A plataforma tem três eixos e “apagar fogos” é o primeiro, começa por esclarecer João Pedro Gaspar. O caso mais grave, até agora, envolveu um rapaz que estava sem medicamentos de foro psiquiátrico, o que lhe provocava grande perturbação, sem sítio para morar, sem alimentação assegurada, sem documentos, com ordem de prisão por não ter pago a multa a que fora condenado por agredir o pai. Está medicado, documentado, tem sítio para viver, já não tem multa para pagar, está livre da prisão, trabalha como ajudante de cozinha num restaurante, ganha o suficiente para pagar as suas contas. Tudo se resolveu depressa, diz João Pedro Gaspar, “porque ele tinha muita vontade”. E alguém ouviu, orientou, pagou despesas básicas. 

Os membros da plataforma querem evitar situações como a que se acaba de descrever. Por isso mesmo, o segundo eixo é a prevenção. “Queremos chegar às instituições, aos cuidadores diretos, a quem contacta todos os dias com jovens, passar a mensagem de que têm uma missão importante na vida daqueles cidadãos, que não basta garantir comida a horas, roupita, essas coisas, que têm de os preparar para a vida cá fora”, explica. “Isto implica entrar nas instituições. Já temos alguns contactos, mas não será fácil porque as instituições são muito fechadas.”

Alguns problemas são demasiado evidentes. Formam padrões. A campainha toca para o pequeno-almoço, o almoço e o jantar. Não fazem a cama, não põem a mesa, não a levantam, não lavam a louça, não fritam um ovo, não cozem uma chávena de arroz, não vão às compras ao supermercado. “É tudo impessoal”, resume Fernanda Gaspar. “Estão habituados a ser servidos, não estão habituados a desempenhar tarefas.” Alguns dos que ela orienta ligam-lhe. “Ai, como é que eu faço um frango? Ai, como é que eu faço uma sopa?”. Faz um programa de competências pessoais ajustado a cada um.
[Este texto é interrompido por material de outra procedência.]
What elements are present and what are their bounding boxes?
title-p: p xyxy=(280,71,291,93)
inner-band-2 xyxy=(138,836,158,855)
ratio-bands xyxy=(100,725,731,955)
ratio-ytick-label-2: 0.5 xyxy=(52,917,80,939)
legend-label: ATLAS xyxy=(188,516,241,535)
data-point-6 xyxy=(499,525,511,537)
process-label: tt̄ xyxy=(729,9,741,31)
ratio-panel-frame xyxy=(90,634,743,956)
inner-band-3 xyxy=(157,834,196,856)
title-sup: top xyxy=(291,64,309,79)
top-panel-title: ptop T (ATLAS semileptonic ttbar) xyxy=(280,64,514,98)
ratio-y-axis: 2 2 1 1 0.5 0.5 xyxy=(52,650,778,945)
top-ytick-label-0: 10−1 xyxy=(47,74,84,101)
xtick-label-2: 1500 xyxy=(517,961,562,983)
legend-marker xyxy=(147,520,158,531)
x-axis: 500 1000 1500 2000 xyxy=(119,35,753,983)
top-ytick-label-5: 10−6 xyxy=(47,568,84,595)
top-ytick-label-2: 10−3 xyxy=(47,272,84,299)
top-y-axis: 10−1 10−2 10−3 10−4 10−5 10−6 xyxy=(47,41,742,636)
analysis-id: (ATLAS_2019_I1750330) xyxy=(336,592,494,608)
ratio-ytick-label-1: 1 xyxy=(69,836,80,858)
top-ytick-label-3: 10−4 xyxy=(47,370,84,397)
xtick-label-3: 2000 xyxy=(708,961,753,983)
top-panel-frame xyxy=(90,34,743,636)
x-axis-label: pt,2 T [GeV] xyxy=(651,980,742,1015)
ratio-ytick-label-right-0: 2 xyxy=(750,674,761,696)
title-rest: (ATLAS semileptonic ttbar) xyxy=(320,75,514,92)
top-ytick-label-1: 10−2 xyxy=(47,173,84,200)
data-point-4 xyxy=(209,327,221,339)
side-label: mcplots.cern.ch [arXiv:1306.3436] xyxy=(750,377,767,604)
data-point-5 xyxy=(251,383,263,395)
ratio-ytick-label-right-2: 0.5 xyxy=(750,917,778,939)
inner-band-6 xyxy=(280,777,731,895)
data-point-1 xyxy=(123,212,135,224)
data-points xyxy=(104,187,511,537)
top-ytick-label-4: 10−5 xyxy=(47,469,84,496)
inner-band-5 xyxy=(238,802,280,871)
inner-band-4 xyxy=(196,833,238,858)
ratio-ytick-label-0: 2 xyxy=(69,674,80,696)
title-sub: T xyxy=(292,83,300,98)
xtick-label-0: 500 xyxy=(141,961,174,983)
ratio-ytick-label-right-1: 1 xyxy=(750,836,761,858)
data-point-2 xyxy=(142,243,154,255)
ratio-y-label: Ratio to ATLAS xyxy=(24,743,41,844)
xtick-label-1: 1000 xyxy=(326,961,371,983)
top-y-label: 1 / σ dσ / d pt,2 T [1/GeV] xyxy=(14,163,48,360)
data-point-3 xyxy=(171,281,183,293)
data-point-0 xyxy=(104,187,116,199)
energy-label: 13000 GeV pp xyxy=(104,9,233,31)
Leva-os, por exemplo, ao supermercado e entrega-lhes uma lista de compras e um certo montante. “Fico na caixa à espera. Dizem-me: o dinheiro não dá. Digo: Tem de dar.” Somam lacunas, mas também forças. Tudo isto pode ser trabalhado antes da saída.

O terceiro eixo é o da investigação. Para lá dos 30 voluntários, há duas estudantes a fazer uma cadeira, duas mestres a tentar fazer o estágio da Ordem dos Psicólogos e quatro investigadores integrados. “São benefícios colaterais”, diz João Pedro Gaspar. “Com o trabalho que vamos fazendo, vamos obtendo uma base de dados que permitirá aferir o que deve ser melhorado, até a nível legislativo.”

Parece-lhe claro que há muita coisa para melhorar em matéria de transição para a vida adulta. Neste momento, sublinha, “a pensão de alimentos de filhos estudantes prolonga-se até aos 24 anos”. “Houve um entendimento de que os jovens precisam dos pais até aos 24 anos. Os jovens que estão nas instituições têm de sair até aos 21 anos. Poderão dizer que isto é só adiar o problema. Aos 24 há outra maturidade.”

“Se há tema que tenho estimulado bastante é o das transições de vida”, diz Eduardo Santos, responsável pela unidade de investigação do Instituto de Psicologia Cognitiva, Desenvolvimento Vocacional e Social da Universidade de Coimbra. Está tudo no princípio. Espera, dentro de poucos anos, estar capaz de dizer por que alguns fazem a transição com mais facilidade.